Hiding in the dunes, the father watched, field-glasses pressed to his eyes. His son was crouching by a rockpool, staring down. He knew what the boy had found; that look – wonder, a touch of wildness – hadn’t been there before. Still time to stop this, show himself, invent an errand, an injured calf, but the beach was the boy’s playground as it had been his own when he was just shy of fourteen. The boy would never stop coming back and it was too late now anyway because the innocent, reckless, wilful young hand plunged into the water and pulled out the pouch – bigger and more iridescent than the one that had nearly ruined him – tendrils curling from the edges, inside the casing a form and – was it? – a glimmer of movement. He pocketed his field-glasses, kicked at a clump of marram grass until the sand was strewn with broken spikes.
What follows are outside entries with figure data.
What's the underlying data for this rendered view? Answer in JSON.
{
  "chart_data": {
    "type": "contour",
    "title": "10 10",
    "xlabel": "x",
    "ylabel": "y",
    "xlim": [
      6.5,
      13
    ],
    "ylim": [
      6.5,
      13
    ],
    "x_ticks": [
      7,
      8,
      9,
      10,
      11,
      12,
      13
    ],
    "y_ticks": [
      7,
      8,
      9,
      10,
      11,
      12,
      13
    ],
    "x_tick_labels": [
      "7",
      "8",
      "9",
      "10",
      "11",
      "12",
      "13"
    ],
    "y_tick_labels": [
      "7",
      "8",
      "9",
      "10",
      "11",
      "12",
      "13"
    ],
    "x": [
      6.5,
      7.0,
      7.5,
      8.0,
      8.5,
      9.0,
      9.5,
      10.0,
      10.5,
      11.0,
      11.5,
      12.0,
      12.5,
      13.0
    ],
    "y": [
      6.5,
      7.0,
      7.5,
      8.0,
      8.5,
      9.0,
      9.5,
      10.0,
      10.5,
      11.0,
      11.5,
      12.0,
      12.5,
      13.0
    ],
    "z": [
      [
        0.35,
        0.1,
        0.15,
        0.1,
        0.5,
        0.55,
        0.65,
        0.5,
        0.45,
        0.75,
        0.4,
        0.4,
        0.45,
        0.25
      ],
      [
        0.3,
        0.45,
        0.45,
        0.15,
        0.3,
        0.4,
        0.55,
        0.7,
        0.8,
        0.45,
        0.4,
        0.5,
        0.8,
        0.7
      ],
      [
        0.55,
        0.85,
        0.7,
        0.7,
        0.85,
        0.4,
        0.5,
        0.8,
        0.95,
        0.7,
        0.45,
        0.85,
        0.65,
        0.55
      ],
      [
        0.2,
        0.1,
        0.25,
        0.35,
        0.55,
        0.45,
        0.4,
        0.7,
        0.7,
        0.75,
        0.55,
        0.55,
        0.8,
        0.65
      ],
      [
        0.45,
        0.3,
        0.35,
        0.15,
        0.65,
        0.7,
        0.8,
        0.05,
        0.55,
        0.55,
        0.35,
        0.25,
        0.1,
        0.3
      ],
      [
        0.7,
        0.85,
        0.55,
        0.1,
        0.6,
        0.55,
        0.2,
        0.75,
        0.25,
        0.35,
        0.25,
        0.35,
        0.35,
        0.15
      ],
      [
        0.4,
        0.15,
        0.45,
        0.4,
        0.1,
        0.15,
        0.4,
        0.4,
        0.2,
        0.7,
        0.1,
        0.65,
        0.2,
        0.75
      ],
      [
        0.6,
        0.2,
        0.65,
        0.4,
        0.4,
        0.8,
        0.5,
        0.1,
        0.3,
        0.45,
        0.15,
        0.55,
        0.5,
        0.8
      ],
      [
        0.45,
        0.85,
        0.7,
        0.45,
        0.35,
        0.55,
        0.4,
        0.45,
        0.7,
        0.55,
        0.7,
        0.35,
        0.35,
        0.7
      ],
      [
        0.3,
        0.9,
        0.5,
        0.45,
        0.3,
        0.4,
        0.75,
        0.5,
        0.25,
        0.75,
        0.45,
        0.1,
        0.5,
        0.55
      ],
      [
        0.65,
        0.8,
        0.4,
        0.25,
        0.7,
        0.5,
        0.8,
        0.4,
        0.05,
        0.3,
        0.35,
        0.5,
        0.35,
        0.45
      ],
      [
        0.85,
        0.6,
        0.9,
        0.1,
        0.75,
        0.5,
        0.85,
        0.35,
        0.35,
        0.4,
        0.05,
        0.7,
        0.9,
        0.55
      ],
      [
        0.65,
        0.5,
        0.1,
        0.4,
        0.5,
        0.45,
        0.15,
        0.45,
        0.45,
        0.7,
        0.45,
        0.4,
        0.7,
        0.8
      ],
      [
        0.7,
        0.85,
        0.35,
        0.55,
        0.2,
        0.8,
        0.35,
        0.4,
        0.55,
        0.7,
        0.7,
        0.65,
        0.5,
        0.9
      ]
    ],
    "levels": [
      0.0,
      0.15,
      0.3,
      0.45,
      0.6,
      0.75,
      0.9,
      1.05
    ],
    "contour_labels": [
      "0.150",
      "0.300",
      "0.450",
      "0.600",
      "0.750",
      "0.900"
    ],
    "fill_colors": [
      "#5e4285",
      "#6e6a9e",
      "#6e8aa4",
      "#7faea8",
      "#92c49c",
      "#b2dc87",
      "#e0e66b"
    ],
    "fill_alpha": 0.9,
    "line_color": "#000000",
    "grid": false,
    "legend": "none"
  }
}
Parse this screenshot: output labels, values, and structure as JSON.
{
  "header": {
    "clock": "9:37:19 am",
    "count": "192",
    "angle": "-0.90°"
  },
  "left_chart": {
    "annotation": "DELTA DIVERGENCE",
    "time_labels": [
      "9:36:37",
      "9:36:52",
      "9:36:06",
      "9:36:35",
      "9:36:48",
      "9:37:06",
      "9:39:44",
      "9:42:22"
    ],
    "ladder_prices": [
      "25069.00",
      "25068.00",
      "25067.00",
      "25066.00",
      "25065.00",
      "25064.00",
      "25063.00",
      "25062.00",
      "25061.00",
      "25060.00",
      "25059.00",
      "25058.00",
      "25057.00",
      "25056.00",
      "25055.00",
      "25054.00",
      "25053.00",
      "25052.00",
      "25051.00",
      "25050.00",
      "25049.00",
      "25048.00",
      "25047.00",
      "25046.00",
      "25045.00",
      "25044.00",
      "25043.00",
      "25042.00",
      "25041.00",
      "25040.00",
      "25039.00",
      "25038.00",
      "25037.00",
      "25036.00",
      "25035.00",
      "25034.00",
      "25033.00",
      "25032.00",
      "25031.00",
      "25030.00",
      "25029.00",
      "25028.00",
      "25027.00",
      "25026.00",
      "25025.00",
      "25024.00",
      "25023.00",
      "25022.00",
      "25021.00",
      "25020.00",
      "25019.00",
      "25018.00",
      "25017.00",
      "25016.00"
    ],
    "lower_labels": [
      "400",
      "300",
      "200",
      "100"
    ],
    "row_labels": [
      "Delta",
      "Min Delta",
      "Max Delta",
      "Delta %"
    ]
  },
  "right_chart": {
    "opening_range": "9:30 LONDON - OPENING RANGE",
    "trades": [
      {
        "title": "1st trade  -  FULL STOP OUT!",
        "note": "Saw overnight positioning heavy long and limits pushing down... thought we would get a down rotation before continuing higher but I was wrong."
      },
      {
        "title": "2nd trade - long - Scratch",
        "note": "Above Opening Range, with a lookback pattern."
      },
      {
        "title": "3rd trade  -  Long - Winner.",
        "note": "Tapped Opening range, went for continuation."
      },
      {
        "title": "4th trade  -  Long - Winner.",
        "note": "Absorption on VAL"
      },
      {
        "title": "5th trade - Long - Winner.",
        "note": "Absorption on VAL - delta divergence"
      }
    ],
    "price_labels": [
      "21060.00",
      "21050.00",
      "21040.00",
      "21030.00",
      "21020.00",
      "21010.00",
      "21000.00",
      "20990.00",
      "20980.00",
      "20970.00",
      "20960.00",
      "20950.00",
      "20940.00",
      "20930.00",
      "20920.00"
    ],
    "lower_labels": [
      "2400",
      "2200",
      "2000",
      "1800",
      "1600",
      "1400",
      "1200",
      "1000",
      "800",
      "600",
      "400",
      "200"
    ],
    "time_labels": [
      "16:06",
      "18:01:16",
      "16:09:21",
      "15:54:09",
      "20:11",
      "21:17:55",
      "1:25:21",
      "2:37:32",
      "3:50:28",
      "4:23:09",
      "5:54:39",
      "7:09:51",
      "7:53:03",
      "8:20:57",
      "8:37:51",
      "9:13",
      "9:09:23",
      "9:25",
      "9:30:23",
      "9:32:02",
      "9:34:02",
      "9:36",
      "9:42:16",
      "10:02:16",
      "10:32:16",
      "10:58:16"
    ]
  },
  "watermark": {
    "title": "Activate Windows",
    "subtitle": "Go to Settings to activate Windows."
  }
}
The boy eased open the doors of the mahogany wardrobe where his mother’s clothes used to hang. He tried to breathe quietly, breathe less, as he held his torch over the silver pot. Two days and the pouch had swelled; the shape inside twisted and flipped, disturbing the water. He thirsted for salt, tasted the waves in his throat. Instant, the bonewarm when he picked it up, and colours filled his head, a lifting of grief, and whispers he’d longed for soft-swimming into his blood. No choice now but away from the farm’s dark silence and his father’s harrowed face, across the dunes to the sea, with it cupped in his hands, the seams beginning to rip, his own skin splitting into scales and legs returning to tail. They burst free together, tore into the familiar deep. Behind them the pouch’s remnants floated back to shore.